The marine environment, which is largely unexplored, hosts a rich species diversity with unique adaptations, producing attractive and important secondary metabolites. Porifera & Cnideria phyla account for the majority (60 %) of marine bioactive compounds. Sponges are incapable of escaping predators or avoiding disease and fouling. Instead, they produce a variety of toxic secondary metabolites to ward off predators, compete with other sponges for living space, and to protect against infection. Among these secondary metabolites, we observe a wide diversity of structure and function that fall into clinically important chemical classes, including quinones, alkaloids, polyketides, terpenes, and peptides.

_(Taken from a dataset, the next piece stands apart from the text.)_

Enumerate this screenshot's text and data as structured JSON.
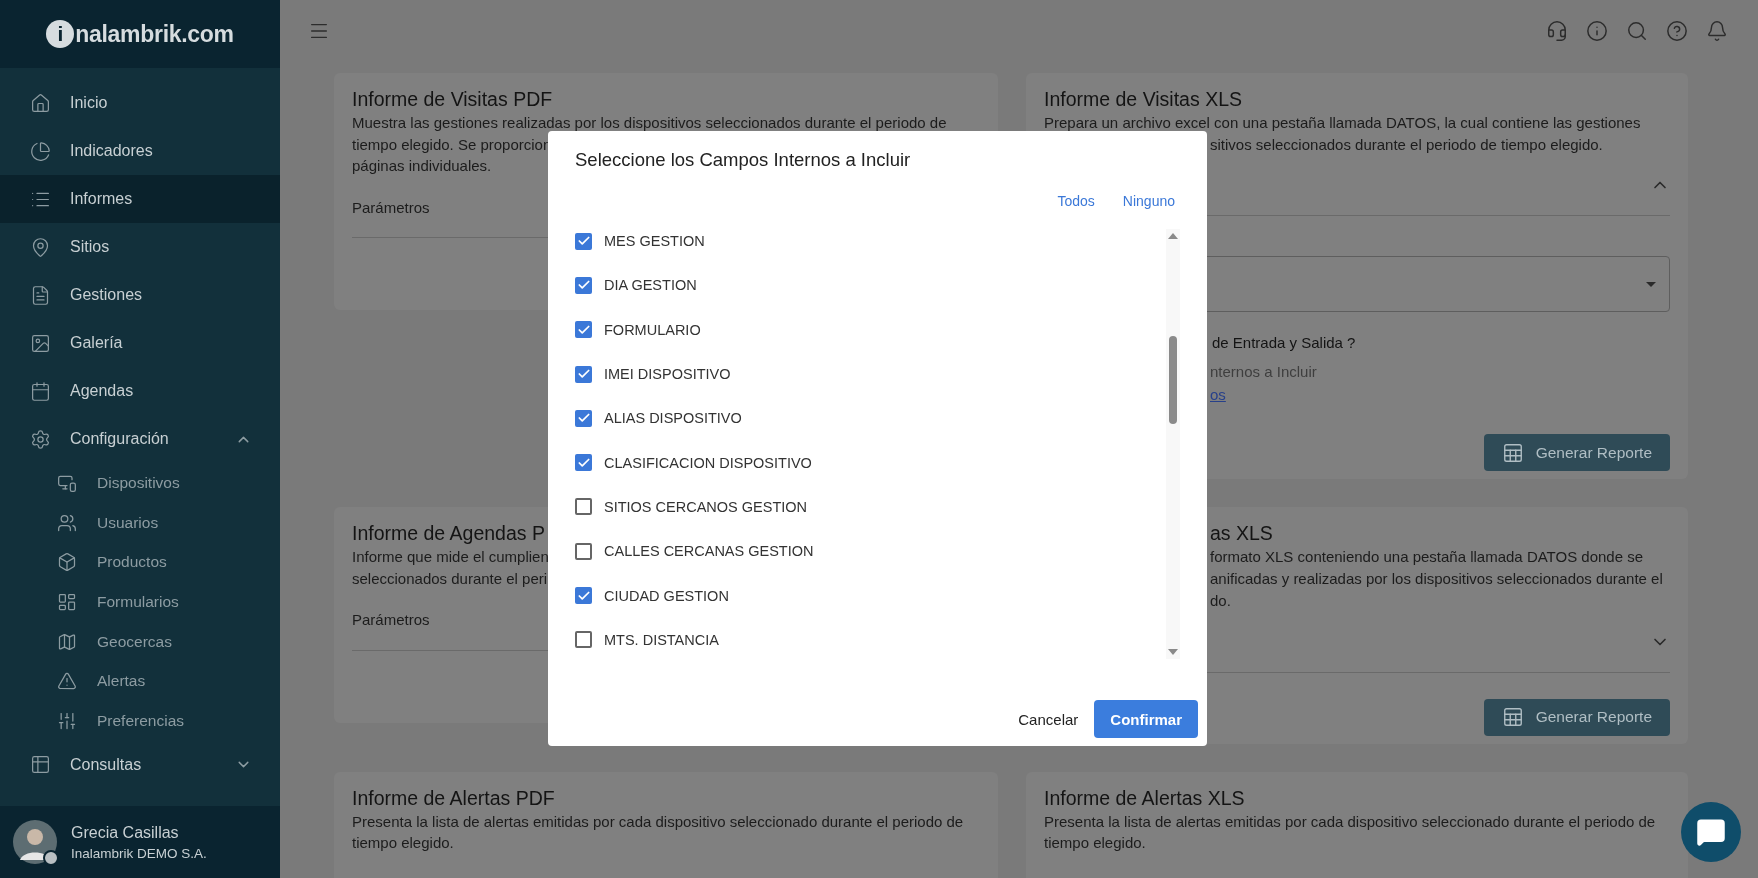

NPs are an unprecedented starting point for antibiotic discovery; NPs and their synthetic analogues are the source of >80% of all clinically-utilized antibiotics. NPs are privileged scaffolds, honed by evolution to possess many of the requisite properties of antibacterial drugs - properties often frustratingly lacking in synthetic compound libraries. Evolutionary conserved targets, which are less prone to mutation and the inadvertent development of antibiotic resistance, are becoming increasingly important targets in antimicrobial drug discovery. Interesting compounds are characterized by ADMET analysis, and analogues of interesting compounds are screened for improved antimicrobial activity and low eukaryote cytotoxicity.
Hits identified and prioritised from Phase 1 (NP Discovery) (i.e. those compounds exhibiting promising antibacterial activity) will be progressed to Accelerator Phase 2 to establish a fully-functional ADD Hub. Promising hits will be characterized with respect to spectrum of activity, potency, prokaryotic selectivity, propensity for generating resistance, mode of action, in vivo efficacy.